Ali Marshall initially trained at Tring Park School for the Performing Arts and later at the Royal Academy of Dance, subsequently gaining a contract with a ballet company in Germany. Working in a theatre with its own resident ballet, theatre and opera companies Ali discovered a love of opera, sometimes singing with the extra opera chorus on her nights off.
After a back injury forced retirement Ali returned to England and, while taking a postgraduate business degree, and later a degree in History of Art and Heritage Management, she returned to singing part time. After getting married to a vet and moving to Buckinghamshire Ali sang principal roles in a variety of genres with several local companies and was a founder member of the Stowe Opera chorus.

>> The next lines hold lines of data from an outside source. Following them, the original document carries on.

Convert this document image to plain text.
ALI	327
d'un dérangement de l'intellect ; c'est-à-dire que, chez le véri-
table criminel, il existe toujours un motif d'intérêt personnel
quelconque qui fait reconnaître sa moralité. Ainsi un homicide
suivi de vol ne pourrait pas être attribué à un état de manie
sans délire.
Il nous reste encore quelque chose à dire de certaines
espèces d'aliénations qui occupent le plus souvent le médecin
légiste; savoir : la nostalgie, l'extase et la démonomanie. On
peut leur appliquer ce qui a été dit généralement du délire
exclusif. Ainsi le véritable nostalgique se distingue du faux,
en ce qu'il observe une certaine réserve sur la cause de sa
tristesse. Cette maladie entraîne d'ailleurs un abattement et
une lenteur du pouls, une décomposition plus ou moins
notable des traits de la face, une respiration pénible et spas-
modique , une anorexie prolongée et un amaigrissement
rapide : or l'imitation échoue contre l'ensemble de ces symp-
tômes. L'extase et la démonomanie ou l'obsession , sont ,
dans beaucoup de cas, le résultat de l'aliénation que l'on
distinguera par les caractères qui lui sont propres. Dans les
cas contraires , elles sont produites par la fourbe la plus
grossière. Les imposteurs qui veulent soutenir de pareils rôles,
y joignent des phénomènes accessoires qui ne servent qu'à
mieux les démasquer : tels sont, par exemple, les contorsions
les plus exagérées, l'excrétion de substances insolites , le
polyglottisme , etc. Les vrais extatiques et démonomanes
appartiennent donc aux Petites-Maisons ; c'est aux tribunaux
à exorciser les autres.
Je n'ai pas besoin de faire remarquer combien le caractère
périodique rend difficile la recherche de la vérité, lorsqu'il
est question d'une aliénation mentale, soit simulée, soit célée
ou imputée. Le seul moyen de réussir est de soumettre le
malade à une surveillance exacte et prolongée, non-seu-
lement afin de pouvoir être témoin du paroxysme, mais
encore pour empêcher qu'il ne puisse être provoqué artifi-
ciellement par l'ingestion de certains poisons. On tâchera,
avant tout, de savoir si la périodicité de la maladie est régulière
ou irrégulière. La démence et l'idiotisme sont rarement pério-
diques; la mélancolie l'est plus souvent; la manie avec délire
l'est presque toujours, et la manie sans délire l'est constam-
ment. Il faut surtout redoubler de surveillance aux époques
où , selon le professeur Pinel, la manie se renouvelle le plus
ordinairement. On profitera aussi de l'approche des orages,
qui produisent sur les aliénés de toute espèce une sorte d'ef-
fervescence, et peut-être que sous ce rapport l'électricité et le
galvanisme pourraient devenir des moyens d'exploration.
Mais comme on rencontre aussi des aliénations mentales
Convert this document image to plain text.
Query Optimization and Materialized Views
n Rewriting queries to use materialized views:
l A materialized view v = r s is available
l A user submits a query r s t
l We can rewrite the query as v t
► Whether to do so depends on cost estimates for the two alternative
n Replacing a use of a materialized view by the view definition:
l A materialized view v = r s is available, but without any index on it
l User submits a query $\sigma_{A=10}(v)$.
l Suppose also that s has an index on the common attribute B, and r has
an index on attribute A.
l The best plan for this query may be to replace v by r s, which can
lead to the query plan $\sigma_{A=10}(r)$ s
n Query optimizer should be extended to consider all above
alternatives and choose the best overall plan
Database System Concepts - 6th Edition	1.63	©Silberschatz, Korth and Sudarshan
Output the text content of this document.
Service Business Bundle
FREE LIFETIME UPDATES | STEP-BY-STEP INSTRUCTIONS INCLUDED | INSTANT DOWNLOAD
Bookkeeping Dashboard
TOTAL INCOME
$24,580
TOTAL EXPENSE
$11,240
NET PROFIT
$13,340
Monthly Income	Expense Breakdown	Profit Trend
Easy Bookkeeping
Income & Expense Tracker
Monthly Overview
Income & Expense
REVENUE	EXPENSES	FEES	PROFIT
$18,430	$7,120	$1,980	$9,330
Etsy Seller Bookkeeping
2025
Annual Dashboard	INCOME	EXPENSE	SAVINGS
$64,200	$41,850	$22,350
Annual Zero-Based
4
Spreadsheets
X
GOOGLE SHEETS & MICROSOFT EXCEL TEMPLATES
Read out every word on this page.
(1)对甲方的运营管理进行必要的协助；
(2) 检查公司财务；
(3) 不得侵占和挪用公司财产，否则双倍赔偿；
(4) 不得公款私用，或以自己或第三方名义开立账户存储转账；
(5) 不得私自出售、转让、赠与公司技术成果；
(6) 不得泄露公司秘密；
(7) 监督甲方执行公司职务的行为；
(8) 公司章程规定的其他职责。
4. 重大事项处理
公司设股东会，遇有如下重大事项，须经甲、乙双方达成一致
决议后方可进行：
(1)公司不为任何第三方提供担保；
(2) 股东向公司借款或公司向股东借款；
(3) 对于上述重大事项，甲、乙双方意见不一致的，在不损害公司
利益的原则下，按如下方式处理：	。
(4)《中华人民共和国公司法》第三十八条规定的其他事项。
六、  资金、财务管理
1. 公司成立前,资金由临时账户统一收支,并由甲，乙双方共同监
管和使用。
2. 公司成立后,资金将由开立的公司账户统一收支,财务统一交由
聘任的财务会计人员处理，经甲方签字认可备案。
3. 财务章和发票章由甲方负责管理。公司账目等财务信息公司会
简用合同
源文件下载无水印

Over the past twenty years Ali has enjoyed directing productions on a wide variety of pieces, including several of the Gilbert and Sullivan canon. However, her greatest love is still remains opera, which she enjoys both designing and directing. She has designed and directed Gounod’s Romeo and Juliet, Smetana’s Bartered Bride and a dynamic production of her own translation of Offenbach’s Orpheus in the Underworld for Opera at Bearwood. For Aylesbury Opera she directed and designed both Verdi’s Macbeth and Otello, Weber’s Der Freischutz, Bellini’s Norma and Saint-Saëns Samson et Delilah. Since founding Arcadian Opera with her sometime singing teacher Justin Lavender, Ali has directed Puccini’s La Bohème; Donizetti’s Elixir of Love; Gounod’s Romeo and Juliet, Mozart’s The Magic Flute and Don Giovanni and Gounod’s Faust. Future plans include a production of Bizet’s Carmen for Arcadian Opera and the world premiere of The Stone God, an Anglo/Chino collaboration of Nicholas Smith’s new opera based on Chinese children’s fantasy novel which is to be performed in the Bloomsbury Theatre London in 2024.
In addition to her theatre work Ali has recently sold her cultural tour company organising and managing tours around the art galleries and palaces of Europe and the UK. She also studied for a Master’s degree in medieval graffiti and apotropaic symbols.